Kebijakan pemangkasan anggaran yang dilakukan Presiden Prabowo Subianto dengan memotong anggaran kementerian dinilai dapat berdampak besar pada sektor pembangunan desa dan pertanian. Anggaran Kementerian Pertanian dipangkas sebesar Rp10,28 triliun dari total pagu awal Rp29,3 triliun. Sedangkan anggaran Kemendes PDT dipangkas sebesar Rp772 Miliar dari total pagu Rp2,19 triliun.
Kepala Pusat Studi Pedesaan dan Kawasan (PSPK) UGM sekaligus dosen Antropologi Fakultas Ilmu Budaya (FIB UGM), Prof. Dr. Bambang Hudayana, M.A, mengatakan pemotongan anggaran dengan jumlah besar tersebut berisiko memperlambat pertumbuhan ekonomi desa serta kesejahteraan petani yang mayoritas penduduknya menggantungkan hidup pada sektor pertanian. “Sektor pertanian sangat membutuhkan suntikan anggaran yang besar, terutama untuk tanaman pangan dan hortikultura. Jika subsidi dan dukungan pemerintah berkurang, maka akses petani terhadap pupuk, bibit, dan obat-obatan pertanian akan semakin sulit,” jelas Bambang, Senin (17/2).

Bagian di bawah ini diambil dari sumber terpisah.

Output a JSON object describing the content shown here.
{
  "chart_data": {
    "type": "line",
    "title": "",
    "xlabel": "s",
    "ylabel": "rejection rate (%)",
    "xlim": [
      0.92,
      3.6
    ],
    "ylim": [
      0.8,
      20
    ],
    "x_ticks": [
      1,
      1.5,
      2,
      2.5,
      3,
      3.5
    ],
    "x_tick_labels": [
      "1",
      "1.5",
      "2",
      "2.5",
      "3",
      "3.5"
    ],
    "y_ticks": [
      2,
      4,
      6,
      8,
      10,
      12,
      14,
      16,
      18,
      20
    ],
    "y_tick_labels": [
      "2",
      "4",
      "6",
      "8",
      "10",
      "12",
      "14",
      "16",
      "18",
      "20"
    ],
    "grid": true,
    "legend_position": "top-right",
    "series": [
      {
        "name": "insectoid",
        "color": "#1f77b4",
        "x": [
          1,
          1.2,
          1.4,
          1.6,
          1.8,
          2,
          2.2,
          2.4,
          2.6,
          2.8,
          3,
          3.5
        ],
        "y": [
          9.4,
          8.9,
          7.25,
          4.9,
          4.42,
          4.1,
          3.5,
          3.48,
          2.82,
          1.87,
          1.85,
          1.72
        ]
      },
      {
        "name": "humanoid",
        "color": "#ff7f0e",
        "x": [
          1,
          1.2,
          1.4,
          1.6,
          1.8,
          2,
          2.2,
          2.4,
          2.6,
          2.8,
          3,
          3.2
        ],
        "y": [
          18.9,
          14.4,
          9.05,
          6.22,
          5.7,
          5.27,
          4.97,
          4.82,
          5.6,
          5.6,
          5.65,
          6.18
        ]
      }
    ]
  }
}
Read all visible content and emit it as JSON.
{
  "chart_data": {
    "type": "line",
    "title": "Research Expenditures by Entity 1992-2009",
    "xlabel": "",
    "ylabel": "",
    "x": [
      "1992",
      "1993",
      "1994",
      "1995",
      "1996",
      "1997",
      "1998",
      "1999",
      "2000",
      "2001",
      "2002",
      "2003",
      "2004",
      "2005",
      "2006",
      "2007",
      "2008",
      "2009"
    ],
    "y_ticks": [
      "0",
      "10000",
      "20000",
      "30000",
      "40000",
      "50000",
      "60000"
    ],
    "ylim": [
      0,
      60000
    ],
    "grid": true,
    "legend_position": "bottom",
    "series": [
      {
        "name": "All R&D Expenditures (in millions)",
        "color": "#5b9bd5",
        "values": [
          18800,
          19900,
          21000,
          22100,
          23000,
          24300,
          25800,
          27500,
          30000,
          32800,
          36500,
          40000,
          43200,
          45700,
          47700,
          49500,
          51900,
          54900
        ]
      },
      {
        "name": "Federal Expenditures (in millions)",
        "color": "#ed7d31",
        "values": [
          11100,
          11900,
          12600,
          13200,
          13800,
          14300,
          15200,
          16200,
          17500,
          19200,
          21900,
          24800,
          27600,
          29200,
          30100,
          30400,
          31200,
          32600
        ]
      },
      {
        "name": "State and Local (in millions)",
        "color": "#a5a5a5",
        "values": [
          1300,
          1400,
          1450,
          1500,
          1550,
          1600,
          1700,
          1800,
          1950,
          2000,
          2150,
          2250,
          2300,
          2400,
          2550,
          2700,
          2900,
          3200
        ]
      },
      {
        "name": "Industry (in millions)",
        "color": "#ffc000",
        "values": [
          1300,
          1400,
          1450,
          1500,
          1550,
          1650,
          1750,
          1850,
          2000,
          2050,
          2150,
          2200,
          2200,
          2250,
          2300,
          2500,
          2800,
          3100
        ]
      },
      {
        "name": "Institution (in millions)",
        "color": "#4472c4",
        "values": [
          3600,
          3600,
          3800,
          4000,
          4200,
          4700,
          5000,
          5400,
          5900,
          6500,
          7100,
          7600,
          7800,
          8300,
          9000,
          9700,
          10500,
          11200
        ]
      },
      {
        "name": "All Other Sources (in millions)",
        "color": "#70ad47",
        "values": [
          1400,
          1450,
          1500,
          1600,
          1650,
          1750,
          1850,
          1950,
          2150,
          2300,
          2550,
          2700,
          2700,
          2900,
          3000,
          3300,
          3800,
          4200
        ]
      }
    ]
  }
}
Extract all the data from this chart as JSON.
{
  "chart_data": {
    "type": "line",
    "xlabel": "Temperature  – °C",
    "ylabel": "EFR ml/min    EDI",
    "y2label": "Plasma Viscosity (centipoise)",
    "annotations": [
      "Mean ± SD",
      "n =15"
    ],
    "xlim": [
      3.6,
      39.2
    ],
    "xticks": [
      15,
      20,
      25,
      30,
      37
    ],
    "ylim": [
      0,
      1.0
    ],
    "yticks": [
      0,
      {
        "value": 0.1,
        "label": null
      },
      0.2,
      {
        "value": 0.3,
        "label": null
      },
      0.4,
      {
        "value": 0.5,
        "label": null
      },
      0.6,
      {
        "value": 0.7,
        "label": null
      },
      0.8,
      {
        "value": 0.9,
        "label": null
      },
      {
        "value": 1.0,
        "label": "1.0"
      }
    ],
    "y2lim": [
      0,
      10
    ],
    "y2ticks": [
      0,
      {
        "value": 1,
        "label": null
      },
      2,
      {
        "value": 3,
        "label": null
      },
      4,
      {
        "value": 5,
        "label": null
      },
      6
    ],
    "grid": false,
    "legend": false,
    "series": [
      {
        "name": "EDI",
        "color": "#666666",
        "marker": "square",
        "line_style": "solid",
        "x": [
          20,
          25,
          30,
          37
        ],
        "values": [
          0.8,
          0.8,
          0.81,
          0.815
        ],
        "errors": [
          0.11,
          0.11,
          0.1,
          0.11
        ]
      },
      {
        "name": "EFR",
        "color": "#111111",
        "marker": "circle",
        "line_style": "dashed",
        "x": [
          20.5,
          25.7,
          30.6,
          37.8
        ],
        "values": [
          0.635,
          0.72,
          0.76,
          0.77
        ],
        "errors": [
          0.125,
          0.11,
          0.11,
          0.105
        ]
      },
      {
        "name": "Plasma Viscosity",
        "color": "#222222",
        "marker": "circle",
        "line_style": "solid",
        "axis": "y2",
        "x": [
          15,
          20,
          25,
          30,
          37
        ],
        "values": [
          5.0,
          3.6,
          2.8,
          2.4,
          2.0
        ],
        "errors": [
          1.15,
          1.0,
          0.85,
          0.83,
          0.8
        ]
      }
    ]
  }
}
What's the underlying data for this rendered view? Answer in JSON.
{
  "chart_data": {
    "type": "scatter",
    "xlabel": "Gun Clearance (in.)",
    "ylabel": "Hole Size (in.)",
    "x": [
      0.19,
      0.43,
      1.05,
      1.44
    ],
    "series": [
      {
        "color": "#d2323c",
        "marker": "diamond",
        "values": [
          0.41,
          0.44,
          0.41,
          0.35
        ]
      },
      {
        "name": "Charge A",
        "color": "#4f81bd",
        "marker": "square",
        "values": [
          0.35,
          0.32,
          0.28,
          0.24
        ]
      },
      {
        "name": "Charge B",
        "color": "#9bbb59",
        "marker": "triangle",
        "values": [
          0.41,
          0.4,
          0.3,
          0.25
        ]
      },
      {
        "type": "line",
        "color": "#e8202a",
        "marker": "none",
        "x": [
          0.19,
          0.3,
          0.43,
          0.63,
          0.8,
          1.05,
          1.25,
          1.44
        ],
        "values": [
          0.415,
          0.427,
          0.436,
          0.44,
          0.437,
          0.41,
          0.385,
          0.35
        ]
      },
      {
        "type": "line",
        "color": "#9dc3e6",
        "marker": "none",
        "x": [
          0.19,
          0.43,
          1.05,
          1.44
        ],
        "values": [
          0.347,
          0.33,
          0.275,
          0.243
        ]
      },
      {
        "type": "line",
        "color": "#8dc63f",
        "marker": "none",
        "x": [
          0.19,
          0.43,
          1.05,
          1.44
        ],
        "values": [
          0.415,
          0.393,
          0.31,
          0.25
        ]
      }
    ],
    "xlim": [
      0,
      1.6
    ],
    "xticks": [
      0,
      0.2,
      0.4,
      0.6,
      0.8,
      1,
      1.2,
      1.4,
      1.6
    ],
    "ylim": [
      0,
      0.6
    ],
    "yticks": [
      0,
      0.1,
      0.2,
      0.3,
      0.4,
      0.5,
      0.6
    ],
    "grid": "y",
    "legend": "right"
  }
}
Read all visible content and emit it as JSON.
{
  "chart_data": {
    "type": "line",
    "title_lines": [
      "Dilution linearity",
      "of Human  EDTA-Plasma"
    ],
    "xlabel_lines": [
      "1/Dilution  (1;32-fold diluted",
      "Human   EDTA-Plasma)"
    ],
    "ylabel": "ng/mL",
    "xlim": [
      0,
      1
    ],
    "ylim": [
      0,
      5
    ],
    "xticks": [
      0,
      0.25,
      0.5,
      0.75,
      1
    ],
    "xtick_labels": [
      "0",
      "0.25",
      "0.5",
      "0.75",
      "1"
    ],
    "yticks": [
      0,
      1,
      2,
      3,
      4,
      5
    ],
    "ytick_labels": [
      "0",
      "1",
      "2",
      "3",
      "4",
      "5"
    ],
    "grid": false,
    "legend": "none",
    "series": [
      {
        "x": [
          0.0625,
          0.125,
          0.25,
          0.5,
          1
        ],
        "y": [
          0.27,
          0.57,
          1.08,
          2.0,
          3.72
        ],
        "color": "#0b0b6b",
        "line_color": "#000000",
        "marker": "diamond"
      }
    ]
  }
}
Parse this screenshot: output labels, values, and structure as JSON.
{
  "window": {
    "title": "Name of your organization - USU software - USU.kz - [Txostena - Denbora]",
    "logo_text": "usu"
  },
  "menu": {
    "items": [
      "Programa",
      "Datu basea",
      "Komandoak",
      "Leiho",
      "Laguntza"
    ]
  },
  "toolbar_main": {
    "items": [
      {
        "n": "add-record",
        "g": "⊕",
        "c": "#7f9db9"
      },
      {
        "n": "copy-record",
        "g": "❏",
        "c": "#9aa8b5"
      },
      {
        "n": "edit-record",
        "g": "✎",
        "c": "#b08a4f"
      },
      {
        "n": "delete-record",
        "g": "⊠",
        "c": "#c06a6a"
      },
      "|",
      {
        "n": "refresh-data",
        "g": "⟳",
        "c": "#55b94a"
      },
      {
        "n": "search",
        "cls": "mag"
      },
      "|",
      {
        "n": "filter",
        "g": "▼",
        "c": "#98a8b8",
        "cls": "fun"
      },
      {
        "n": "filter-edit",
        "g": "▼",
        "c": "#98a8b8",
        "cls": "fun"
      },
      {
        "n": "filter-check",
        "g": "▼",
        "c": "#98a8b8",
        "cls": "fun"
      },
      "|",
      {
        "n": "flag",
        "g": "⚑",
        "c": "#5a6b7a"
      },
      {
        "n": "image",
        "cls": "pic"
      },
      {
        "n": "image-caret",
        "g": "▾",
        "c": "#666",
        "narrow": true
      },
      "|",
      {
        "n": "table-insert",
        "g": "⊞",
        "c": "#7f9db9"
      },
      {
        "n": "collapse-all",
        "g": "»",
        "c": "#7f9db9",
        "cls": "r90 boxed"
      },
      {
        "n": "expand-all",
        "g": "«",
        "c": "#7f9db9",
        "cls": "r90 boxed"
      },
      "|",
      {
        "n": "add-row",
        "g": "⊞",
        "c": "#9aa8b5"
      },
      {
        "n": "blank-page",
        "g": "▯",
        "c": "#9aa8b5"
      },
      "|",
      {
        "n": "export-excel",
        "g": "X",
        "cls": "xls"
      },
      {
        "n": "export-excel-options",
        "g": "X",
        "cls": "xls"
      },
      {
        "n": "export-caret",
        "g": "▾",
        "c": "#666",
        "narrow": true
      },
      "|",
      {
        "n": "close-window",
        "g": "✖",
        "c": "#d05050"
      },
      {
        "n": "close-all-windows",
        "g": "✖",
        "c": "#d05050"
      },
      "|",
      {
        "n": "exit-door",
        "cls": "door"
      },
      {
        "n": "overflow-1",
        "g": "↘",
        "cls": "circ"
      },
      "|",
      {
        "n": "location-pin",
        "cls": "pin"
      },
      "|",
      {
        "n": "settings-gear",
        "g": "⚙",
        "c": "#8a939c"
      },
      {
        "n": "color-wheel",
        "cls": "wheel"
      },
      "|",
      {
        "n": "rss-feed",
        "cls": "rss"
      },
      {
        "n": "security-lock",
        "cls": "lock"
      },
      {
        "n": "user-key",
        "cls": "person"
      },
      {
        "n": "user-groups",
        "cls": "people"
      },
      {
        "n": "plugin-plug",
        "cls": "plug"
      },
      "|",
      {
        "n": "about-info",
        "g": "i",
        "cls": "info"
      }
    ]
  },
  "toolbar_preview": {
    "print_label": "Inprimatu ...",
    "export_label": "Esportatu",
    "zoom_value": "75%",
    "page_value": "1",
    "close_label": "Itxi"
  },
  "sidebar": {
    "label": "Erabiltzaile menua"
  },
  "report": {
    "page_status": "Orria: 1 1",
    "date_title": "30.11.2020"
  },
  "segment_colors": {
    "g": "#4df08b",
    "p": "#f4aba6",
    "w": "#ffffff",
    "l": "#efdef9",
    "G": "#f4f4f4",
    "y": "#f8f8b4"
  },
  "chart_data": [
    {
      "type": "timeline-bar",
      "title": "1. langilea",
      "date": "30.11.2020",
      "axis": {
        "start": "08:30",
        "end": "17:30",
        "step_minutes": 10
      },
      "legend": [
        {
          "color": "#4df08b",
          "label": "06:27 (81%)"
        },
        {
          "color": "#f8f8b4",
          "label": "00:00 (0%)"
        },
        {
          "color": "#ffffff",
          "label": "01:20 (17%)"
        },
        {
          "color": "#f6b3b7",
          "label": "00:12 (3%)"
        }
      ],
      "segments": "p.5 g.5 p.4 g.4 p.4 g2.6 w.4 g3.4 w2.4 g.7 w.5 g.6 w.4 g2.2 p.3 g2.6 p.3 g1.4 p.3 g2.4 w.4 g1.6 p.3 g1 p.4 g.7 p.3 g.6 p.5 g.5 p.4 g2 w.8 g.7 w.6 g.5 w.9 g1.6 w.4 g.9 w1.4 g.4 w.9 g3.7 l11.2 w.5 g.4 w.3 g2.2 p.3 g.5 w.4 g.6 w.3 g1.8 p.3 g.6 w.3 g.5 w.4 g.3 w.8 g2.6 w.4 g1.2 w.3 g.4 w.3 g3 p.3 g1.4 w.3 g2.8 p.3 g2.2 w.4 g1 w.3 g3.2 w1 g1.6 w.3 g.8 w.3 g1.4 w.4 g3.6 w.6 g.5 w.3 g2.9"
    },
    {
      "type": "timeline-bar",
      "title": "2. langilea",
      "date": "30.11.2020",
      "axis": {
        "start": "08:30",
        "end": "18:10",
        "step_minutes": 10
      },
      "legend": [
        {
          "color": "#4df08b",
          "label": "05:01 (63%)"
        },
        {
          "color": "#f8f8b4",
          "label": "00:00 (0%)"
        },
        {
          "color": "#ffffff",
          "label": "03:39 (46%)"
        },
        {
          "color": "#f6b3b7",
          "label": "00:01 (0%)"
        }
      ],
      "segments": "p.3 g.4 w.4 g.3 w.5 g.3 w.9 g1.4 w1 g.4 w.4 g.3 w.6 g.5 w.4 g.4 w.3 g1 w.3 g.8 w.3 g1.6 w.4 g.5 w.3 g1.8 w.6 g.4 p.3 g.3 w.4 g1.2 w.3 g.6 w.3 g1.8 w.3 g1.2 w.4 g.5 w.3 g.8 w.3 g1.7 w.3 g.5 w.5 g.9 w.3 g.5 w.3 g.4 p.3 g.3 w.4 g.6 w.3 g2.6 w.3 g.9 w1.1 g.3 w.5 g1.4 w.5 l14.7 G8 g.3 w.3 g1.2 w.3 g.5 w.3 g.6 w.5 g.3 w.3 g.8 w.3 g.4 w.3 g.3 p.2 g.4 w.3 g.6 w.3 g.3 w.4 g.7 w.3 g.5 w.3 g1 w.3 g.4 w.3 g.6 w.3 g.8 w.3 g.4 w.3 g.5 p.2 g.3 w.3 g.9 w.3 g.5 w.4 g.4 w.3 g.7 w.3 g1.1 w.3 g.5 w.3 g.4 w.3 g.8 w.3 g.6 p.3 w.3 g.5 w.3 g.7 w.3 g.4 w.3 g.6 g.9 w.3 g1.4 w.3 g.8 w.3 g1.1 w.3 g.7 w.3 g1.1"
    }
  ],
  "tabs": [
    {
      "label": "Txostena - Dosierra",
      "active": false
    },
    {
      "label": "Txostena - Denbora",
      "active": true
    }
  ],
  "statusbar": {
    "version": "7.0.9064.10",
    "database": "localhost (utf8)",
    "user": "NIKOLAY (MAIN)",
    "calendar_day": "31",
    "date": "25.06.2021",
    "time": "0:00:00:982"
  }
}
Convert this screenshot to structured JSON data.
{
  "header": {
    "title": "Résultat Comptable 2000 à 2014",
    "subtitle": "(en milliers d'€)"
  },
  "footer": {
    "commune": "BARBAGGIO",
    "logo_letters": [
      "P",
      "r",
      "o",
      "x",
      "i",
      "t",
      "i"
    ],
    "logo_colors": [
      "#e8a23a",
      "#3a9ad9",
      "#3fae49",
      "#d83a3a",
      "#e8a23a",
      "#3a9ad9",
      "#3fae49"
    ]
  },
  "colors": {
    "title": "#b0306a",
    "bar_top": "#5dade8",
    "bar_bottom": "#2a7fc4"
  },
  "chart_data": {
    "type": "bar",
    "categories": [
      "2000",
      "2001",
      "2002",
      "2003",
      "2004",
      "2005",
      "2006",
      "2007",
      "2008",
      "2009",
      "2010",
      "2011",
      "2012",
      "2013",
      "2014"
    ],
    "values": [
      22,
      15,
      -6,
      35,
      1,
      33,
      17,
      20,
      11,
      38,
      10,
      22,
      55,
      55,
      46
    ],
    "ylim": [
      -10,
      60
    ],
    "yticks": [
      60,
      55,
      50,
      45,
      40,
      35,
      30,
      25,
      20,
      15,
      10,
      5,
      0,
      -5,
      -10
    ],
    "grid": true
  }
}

Bambang menyoroti dampak pemotongan anggaran terhadap ketersediaan sarana prasarana pertanian, seperti irigasi dan infrastruktur pendukung yang sangat krusial. “Jika saluran air tidak berfungsi atau tanggul rusak tanpa ada perbaikan karena nihilnya dana, produksi pertanian akan menurun drastis,” jelasnya.
Selain itu, tantangan bagi sektor pertanian semakin berat di tengah perubahan iklim dan fluktuasi pasar global. Beberapa negara produsen pangan kini mulai membatasi ekspor akibat ketegangan geopolitik dan krisis iklim. Kondisi ini dapat berujung pada meningkatnya impor pangan yang pada akhirnya justru membebani perekonomian nasional. “Efek jangka panjangnya kalau sampai produksi dalam negeri kurang dan kita harus impor, tetapi barangnya tidak tersedia, tentu akan sangat berbahaya bagi Indonesia,” ujarnya.
Bambang mengkhawatirkan imbas yang akan menyentuh program penguatan ekonomi desa yang selama ini berjalan melalui Badan Usaha Milik Desa (Bumdes). Dengan pemangkasan anggaran, banyak Bumdes yang berpotensi kehilangan pendampingan dan pembinaan. Padahal, sudah banyak desa yang mulai berkembang dengan sektor ekonominya sendiri, seperti pengolahan sampah, pengolahan minyak jelantah, hingga desa wisata. “Jika anggaran pendampingan berkurang, desa-desa ini bisa kehilangan daya saingnya,” tambahnya.
Menurutnya, pemotongan anggaran ini seharusnya tidak dilakukan pada sektor-sektor yang menyentuh langsung kehidupan masyarakat kecil. Ia mendorong pemerintah untuk mencari solusi yang lebih berpihak pada petani dan desa, misalnya dengan memperkuat inovasi lokal, memberikan insentif bagi usaha berbasis desa, serta memastikan alokasi dana agar tetap mendukung pertumbuhan ekonomi pedesaan. “Jangan sampai pembangunan desa dan pertanian menjadi sektor yang dikorbankan karena dampaknya bisa berkepanjangan bagi stabilitas ekonomi dan sosial,” tegasnya.